In the case of ${\displaystyle n=3}$, the quantity ${\displaystyle v_{3}}$ gives the volume of a tetrahedron, which we will denote by ${\displaystyle V}$. For distances between ${\displaystyle A_{i}}$ and ${\displaystyle A_{j}}$ given by ${\displaystyle d_{ij}}$, the Cayley–Menger determinant gives[6][7]

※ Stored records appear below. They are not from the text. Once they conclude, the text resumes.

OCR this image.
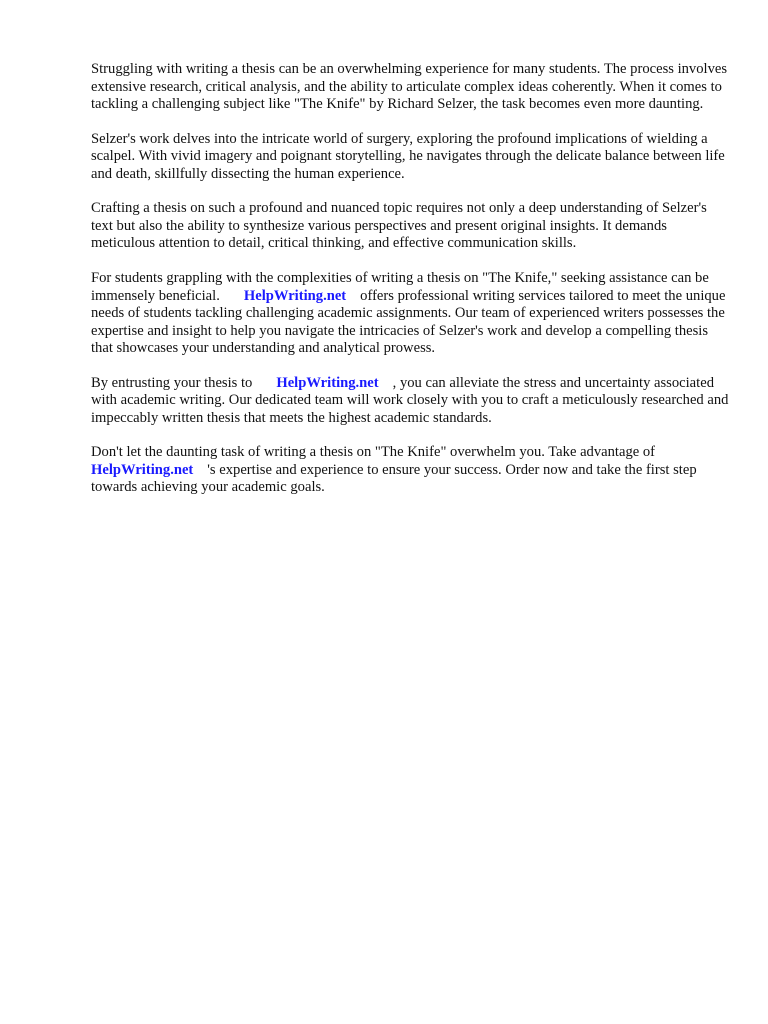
Struggling with writing a thesis can be an overwhelming experience for many students. The process involves extensive research, critical analysis, and the ability to articulate complex ideas coherently. When it comes to tackling a challenging subject like "The Knife" by Richard Selzer, the task becomes even more daunting.

Selzer's work delves into the intricate world of surgery, exploring the profound implications of wielding a scalpel. With vivid imagery and poignant storytelling, he navigates through the delicate balance between life and death, skillfully dissecting the human experience.

Crafting a thesis on such a profound and nuanced topic requires not only a deep understanding of Selzer's text but also the ability to synthesize various perspectives and present original insights. It demands meticulous attention to detail, critical thinking, and effective communication skills.

For students grappling with the complexities of writing a thesis on "The Knife," seeking assistance can be immensely beneficial. HelpWriting.net offers professional writing services tailored to meet the unique needs of students tackling challenging academic assignments. Our team of experienced writers possesses the expertise and insight to help you navigate the intricacies of Selzer's work and develop a compelling thesis that showcases your understanding and analytical prowess.

By entrusting your thesis to HelpWriting.net , you can alleviate the stress and uncertainty associated with academic writing. Our dedicated team will work closely with you to craft a meticulously researched and impeccably written thesis that meets the highest academic standards.

Don't let the daunting task of writing a thesis on "The Knife" overwhelm you. Take advantage of HelpWriting.net 's expertise and experience to ensure your success. Order now and take the first step towards achieving your academic goals.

{\displaystyle {\begin{aligned}144V^{2}={}&{\frac {1}{2}}{\begin{vmatrix}2d_{01}^{2}&d_{01}^{2}+d_{02}^{2}-d_{12}^{2}&d_{01}^{2}+d_{03}^{2}-d_{13}^{2}\\d_{01}^{2}+d_{02}^{2}-d_{12}^{2}&2d_{02}^{2}&d_{02}^{2}+d_{03}^{2}-d_{23}^{2}\\d_{01}^{2}+d_{03}^{2}-d_{13}^{2}&d_{02}^{2}+d_{03}^{2}-d_{23}^{2}&2d_{03}^{2}\end{vmatrix}}\\[8pt]={}&4d_{01}^{2}d_{02}^{2}d_{03}^{2}+(d_{01}^{2}+d_{02}^{2}-d_{12}^{2})(d_{01}^{2}+d_{03}^{2}-d_{13}^{2})(d_{02}^{2}+d_{03}^{2}-d_{23}^{2})\\[6pt]&{}-d_{01}^{2}(d_{02}^{2}+d_{03}^{2}-d_{23}^{2})^{2}-d_{02}^{2}(d_{01}^{2}+d_{03}^{2}-d_{13}^{2})^{2}-d_{03}^{2}(d_{01}^{2}+d_{02}^{2}-d_{12}^{2})^{2}.\end{aligned}}}

### Finding the circumradius of a simplex

Given a nondegenerate n-simplex, it has a circumscribed n-sphere, with radius ${\displaystyle r}$. Then the (n+1)-simplex made of the vertices of the n-simplex and the center of the n-sphere is degenerate. Thus, we have

${\displaystyle {\begin{vmatrix}0&r^{2}&r^{2}&r^{2}&\cdots &r^{2}&1\\r^{2}&0&d_{01}^{2}&d_{02}^{2}&\cdots &d_{0n}^{2}&1\\r^{2}&d_{01}^{2}&0&d_{12}^{2}&\cdots &d_{1n}^{2}&1\\r^{2}&d_{02}^{2}&d_{12}^{2}&0&\cdots &d_{2n}^{2}&1\\\vdots &\vdots &\vdots &\vdots &\ddots &\vdots &\vdots \\r^{2}&d_{0n}^{2}&d_{1n}^{2}&d_{2n}^{2}&\cdots &0&1\\1&1&1&1&\cdots &1&0\end{vmatrix}}=0}$

In particular, when ${\displaystyle n=2}$, this gives the circumradius of a triangle in terms of its edge lengths.